American newspapers were available in Cairo, he said, and they were printing stories daily about the Bill Clinton-Monica Lewinsky scandal. He thought it was astounding that American newspapers had the freedom to do that.
That was when he first started thinking that the United States might be a good place for a Muslim to be, he said.
At his father’s insistence, he went to medical school, graduated and was licensed to practice medicine in Egypt and the United States. But his father’s interests were not his, he said, so he applied to Ohio State University and was accepted. He earned an undergraduate degree in political science after several years, which included getting married. Then he obtained a master’s degree in social science from the University of Chicago.
He was working at a nonprofit Muslim organization in Columbus, Ohio, and applied for the SALAM center position at the suggestion of a friend in Sacramento.
He is still surprised at receiving the appointment, he said, because of his age—he was barely 30 years old at the time—and the fact that his education had been more secular than theological, although he had been involved in Islamic activism and education for the previous 10 years, and has worked with numerous institutions from the Midwest to the West Coast, and taught at some of them.
Asked if he or his family had personally experienced any difficulties because they are Muslim, Azeez said, “Not really.”
“My wife takes our children to the playground, and she’s never had a negative experience, and she wears the hijab, the head covering that many Muslim women wear, so she’s identifiable as a Muslim.”

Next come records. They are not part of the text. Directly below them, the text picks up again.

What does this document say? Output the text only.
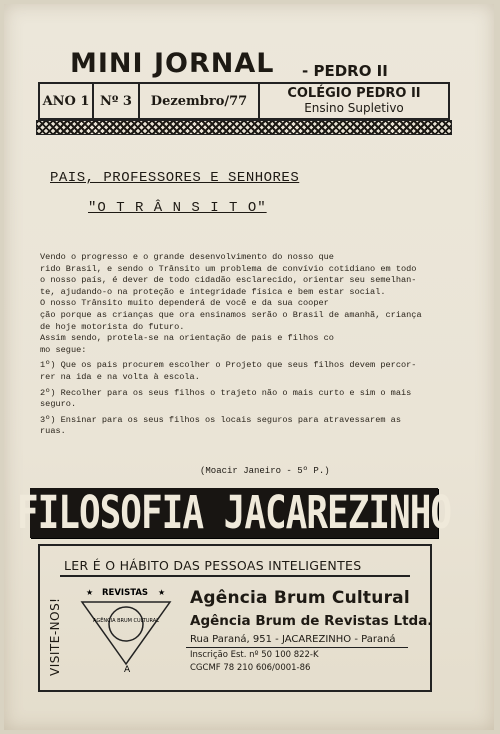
MINI JORNAL - PEDRO II
ANO 1 Nº 3	Dezembro/77	COLÉGIO PEDRO II
Ensino Supletivo
PAIS, PROFESSORES E SENHORES
"O T R Â N S I T O"
Vendo o progresso e o grande desenvolvimento do nosso que
rido Brasil, e sendo o Trânsito um problema de convívio cotidiano em todo
o nosso país, é dever de todo cidadão esclarecido, orientar seu semelhan-
te, ajudando-o na proteção e integridade física e bem estar social.
O nosso Trânsito muito dependerá de você e da sua cooper
ção porque as crianças que ora ensinamos serão o Brasil de amanhã, criança
de hoje motorista do futuro.
Assim sendo, protela-se na orientação de pais e filhos co
mo segue:
1º) Que os pais procurem escolher o Projeto que seus filhos devem percor-
rer na ida e na volta à escola.
2º) Recolher para os seus filhos o trajeto não o mais curto e sim o mais
seguro.
3º) Ensinar para os seus filhos os locais seguros para atravessarem as
ruas.
(Moacir Janeiro - 5º P.)
FILOSOFIA JACAREZINHO
LER É O HÁBITO DAS PESSOAS INTELIGENTES
VISITE-NOS!
★ REVISTAS ★
AGÊNCIA BRUM CULTURAL
A
Agência Brum Cultural
Agência Brum de Revistas Ltda.
Rua Paraná, 951 - JACAREZINHO - Paraná
Inscrição Est. nº 50 100 822-K
CGCMF 78 210 606/0001-86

“I don’t worry about my kids being attacked or harassed because they’re Muslim. I worry about the creeps, like any father does for his kids.”
Visitors to the SALAM center mosque will see a house of Islamic worship, but they will also see a slice of America. They are likely to see a bunch of laughing, shouting 7- and 8-year-old boys and girls playing with a basketball, trying to toss it in a hoop that, for them, is very high. In Azeez’s office, they’ll see a 2-foot-wide green practice putting carpet, the use of which, the imam said mournfully, has not improved his golf game very much.
When Drew Parenti, the agent in charge of the Sacramento FBI office, presented Azeez with his Community Leadership Award, he described the SALAM center as “a mosque, a community center, an elementary school, a preschool, a weekend school, an educational institution, and a place of spiritual uplifting and personal development.”
It is all of that, Azeez said. “We have 60 children in our school. They learn about Islam, and they learn about America, along with arithmetic and history,” he said.